Al-Karooni adds: “It’s not waste, it’s an asset and could be someone’s life going forward. It’s been amazing to see a little idea take up, and we do often forget as business people the impact it can make. We’re stopping medical equipment from being incinerated and instead kitting a hospital out.”


Circular future

As for future challenges, Al-Karooni is deciding to focus on the positives Brexit could bring to Globechain, despite widespread market criticism from other areas of the sector. “I do have concerns as most of my team are European, plus we’re going to go into Europe; it’s how that is going to affect legislation and policy on reuse. But we are a marketplace so we don’t have assets – therefore we are scalable.”
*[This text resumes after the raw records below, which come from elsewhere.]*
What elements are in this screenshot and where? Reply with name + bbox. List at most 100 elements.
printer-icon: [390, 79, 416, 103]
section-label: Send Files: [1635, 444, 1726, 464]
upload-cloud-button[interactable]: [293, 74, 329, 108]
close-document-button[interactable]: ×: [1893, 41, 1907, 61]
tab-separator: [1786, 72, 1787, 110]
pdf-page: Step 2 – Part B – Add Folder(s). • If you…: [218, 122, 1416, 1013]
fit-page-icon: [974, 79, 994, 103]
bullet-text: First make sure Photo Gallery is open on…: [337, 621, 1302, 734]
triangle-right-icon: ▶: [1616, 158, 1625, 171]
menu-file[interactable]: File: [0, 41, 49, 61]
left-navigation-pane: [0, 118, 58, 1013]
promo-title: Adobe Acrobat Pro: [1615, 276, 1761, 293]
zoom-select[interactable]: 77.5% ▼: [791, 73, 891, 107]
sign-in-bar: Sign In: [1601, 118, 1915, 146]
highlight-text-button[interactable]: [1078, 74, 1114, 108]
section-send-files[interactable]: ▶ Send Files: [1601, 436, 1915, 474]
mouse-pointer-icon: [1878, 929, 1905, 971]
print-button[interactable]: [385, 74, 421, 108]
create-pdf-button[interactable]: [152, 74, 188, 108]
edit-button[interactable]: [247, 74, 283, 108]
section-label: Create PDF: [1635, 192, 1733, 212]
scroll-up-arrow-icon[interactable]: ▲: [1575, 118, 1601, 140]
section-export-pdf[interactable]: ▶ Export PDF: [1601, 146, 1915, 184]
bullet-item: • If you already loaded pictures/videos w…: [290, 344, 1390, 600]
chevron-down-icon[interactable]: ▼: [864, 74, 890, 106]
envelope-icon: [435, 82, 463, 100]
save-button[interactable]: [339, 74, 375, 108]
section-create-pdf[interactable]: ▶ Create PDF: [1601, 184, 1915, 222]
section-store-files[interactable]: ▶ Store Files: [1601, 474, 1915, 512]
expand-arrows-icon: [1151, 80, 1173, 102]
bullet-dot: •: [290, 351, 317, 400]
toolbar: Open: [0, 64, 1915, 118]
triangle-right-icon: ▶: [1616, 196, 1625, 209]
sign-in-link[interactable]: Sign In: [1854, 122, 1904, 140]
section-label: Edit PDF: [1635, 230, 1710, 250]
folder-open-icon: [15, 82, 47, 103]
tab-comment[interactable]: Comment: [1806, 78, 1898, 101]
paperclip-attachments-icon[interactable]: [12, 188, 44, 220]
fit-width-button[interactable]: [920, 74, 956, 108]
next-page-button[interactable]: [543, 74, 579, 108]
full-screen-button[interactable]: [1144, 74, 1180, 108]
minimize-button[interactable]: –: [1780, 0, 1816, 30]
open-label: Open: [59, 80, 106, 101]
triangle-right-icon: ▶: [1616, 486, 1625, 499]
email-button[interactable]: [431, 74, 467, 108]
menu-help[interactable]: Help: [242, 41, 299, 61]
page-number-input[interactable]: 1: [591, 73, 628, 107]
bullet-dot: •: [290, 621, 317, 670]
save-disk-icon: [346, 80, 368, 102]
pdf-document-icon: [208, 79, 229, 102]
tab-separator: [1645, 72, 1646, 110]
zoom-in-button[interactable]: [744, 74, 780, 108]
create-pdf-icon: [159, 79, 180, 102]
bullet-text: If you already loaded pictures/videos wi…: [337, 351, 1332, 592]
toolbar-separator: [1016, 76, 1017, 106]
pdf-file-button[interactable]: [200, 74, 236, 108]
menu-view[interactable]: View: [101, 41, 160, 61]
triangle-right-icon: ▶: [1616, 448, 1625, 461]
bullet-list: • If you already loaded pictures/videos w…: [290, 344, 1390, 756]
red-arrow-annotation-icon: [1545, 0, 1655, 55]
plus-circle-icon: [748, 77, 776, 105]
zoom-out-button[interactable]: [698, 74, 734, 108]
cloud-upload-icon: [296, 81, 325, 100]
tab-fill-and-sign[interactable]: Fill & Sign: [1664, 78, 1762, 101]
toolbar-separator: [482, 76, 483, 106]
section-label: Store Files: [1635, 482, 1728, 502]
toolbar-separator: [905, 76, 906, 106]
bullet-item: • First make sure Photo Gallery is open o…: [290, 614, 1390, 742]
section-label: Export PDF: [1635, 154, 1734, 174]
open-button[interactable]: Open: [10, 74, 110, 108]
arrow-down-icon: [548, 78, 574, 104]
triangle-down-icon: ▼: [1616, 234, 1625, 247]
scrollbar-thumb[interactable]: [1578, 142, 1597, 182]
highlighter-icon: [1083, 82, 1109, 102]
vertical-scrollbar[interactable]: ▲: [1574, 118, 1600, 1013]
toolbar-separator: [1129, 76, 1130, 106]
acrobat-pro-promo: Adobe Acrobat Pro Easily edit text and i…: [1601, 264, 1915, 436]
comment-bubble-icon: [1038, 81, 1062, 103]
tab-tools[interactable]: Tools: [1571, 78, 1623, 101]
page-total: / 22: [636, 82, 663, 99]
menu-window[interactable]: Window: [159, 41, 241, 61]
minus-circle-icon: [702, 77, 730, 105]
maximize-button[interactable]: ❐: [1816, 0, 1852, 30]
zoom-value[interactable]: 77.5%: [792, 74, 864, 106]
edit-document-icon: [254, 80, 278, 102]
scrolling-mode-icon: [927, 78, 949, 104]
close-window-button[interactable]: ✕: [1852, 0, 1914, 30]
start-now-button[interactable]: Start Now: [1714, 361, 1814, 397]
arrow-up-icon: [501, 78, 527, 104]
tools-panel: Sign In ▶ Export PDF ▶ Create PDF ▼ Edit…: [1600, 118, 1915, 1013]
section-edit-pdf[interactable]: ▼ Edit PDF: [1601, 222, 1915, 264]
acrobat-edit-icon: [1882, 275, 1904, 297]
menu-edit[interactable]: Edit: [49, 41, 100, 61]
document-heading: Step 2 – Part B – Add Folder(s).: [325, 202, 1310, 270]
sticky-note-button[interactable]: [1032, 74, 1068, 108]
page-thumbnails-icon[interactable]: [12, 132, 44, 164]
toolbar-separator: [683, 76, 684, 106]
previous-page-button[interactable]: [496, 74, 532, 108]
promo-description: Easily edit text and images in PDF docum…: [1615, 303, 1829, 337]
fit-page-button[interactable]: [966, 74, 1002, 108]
She is also equally optimistic about the potential of working with waste companies rather than viewing them as competition. She says: “There is some really clever technology in the recycling world and people are moving away from the classic recycling model. Now we’re seeing waste companies come to us and ask us for our data because it’s not the same as theirs, so it’ll be interesting to see how they can change their models.

“There’s also some amazing Waste to Energy companies, but for them to take on smaller volumes, it’s much more of a challenge. So we are interested to see where we could partner up or own something ourselves. We aim high, but our members are also getting more sophisticated. They will certainly change as the circular economy advances.”

Globechain represents a sea change in new enterprises set to disrupt the traditional waste market, and is one of a growing number of businesses moving into the circular economy field. It is now up to the traditional market behemoths within the market to adapt their business models and begin to offer new services to their clients, learning from those who are utilising digital platforms to boost their offerings.